The division of time into before and after, past, present and future, occurred at the same time that humans first transformed their experiences of the past from memory into history – by writing chronologies and memorializing events, and by inventing stories to narrate, unify and render events of the past meaningful: where once mythology stood, history had begun taking place. Time became both divisor and divisible, dimensional, while the division between before and after made it possible for us to think of and experience time as having a direction, flowing inexorably toward the future. This gives rise to an experience of time that is divisible, fully dimensional, directional and by turns extensive measure and intensive quality, and most importantly finite. Experiential, existential or subjective time becomes distinct from historical, inter-subjective, or objective/cosmic time, and these temporalities need not remain synchronized – and the possibility of a non-synchronic relationship between the time of the speaking/writing subject and the time of the world makes possible many narrative modes and conventions (cutting to the chase, for example), more broadly, the birth of history and experiential time is a necessary condition for the development of literature, history and even philosophy.

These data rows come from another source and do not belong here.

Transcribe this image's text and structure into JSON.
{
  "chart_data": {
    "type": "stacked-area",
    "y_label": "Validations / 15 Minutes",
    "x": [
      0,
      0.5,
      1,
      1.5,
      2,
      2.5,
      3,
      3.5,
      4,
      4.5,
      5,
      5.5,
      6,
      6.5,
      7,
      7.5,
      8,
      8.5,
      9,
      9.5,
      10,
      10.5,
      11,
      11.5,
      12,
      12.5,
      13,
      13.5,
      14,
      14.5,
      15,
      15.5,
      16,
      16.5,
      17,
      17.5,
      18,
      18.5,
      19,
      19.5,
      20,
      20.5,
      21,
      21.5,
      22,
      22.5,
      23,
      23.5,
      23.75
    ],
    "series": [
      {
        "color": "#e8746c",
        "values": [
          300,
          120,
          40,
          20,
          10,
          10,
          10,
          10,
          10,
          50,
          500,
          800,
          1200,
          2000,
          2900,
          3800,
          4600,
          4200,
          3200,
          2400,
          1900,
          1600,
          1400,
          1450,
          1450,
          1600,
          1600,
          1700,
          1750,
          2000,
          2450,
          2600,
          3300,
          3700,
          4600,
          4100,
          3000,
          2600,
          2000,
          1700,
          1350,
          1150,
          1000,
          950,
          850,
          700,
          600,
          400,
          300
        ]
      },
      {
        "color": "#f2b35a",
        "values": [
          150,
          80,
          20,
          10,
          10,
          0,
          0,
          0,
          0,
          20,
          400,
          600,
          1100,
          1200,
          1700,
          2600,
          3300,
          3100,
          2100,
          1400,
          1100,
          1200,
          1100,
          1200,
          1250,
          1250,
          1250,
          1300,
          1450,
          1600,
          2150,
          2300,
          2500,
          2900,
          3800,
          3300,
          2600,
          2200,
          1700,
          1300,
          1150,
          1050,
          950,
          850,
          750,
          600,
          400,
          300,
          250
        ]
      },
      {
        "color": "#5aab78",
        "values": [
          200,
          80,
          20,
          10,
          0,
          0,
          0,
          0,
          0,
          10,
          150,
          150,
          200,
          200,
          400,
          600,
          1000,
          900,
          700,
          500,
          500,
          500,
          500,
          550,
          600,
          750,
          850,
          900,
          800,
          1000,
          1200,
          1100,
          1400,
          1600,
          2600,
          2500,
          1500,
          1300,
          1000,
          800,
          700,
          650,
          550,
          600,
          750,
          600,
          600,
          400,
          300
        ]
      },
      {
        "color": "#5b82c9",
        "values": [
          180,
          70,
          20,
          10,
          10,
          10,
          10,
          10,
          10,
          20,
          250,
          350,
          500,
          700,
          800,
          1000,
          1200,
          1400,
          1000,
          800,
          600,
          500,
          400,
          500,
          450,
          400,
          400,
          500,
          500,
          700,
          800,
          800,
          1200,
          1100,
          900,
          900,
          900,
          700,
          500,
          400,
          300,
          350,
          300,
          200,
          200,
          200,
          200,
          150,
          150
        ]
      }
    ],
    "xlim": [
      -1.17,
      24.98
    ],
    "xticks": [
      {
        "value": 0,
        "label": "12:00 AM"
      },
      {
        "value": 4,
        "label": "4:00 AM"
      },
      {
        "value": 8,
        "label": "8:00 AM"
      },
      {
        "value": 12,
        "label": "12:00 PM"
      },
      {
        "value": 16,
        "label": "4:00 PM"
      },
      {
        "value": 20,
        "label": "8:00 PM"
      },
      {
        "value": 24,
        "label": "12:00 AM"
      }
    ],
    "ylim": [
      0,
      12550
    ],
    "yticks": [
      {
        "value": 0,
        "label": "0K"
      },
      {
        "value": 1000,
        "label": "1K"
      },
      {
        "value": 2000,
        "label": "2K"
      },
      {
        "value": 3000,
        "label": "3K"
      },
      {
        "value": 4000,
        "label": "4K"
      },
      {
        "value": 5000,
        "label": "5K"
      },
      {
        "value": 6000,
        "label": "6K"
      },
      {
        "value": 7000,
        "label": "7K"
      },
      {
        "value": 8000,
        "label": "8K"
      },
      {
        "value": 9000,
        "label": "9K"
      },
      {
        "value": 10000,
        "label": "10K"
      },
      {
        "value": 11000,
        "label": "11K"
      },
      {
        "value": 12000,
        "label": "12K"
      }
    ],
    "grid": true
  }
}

Simultaneously, eschatology begins. Eschatology and the many pathologies of our temporal experience arise out of the anxiety concerning time that flashes up the instant we become aware of the finite time allotted to us. Anxiety over time is pathological to the extent that the response is to devalue and subordinate existence in the present moment to concern for the future, or to cling neurotically to a past never to be recovered. “Our anxiety about time... manifests itself in various ways, such as in our addiction to time... to 'gain time' ...to 'fill time' ...in our haste and rush, and by our constant reiteration, 'I have no time.' ...Contemporary man looks for time... despite, or indeed because of his lack of time: and this is precisely his tragedy, that he spatializes time and seeks to locate it 'somewhere.'”[8] Eschatology is at once a manifestation of the desire to abolish time and the burning desire for the moment, that moment in which the revolt against the world of oppression comes to fruition in the kairos of final justice and retribution: the krisis after which all pass from time into eternity.

[1] Georges Dumézil, Archaic Roman Religion, Volume One, Trans. Philip Krapp (Chicago: University of Chicago Press, 1970), 80

[2] Monier Monier-Williams, A Sanskrit-English Dictionary: Etymologically and Philologically Arranged with Special Reference to Cognate Indo-European languages (Oxford: Clarendon, 1964).

[3] Jean Gebser, The Ever-Present Origin, Trans. Noel Barstad with Algis Mickunas (Athens, OH: Ohio University Press, 1985), 177.

[4] See Hans Blumenberg, Work on Myth, Trans. Robert M. Wallace (Cambridge: MIT Press, 1985), 3-9.

[5] I do not mean to imply that this phenomenon of temporal doubling and spatialization was unique to the Greek language, culture and mythology. Here, kronos and kairos designate the aspects of mythological temporality corresponding to their conceptual and linguistic opposition.

[6] Jean Gebser, The Ever-Present Origin, 175.

[7] Georges Bataille, Guilty, Trans. Stuart Kendall (Albany: SUNY Press, 2011), 45.

[8] Jean Gebser, The Ever-Present Origin, 22-3.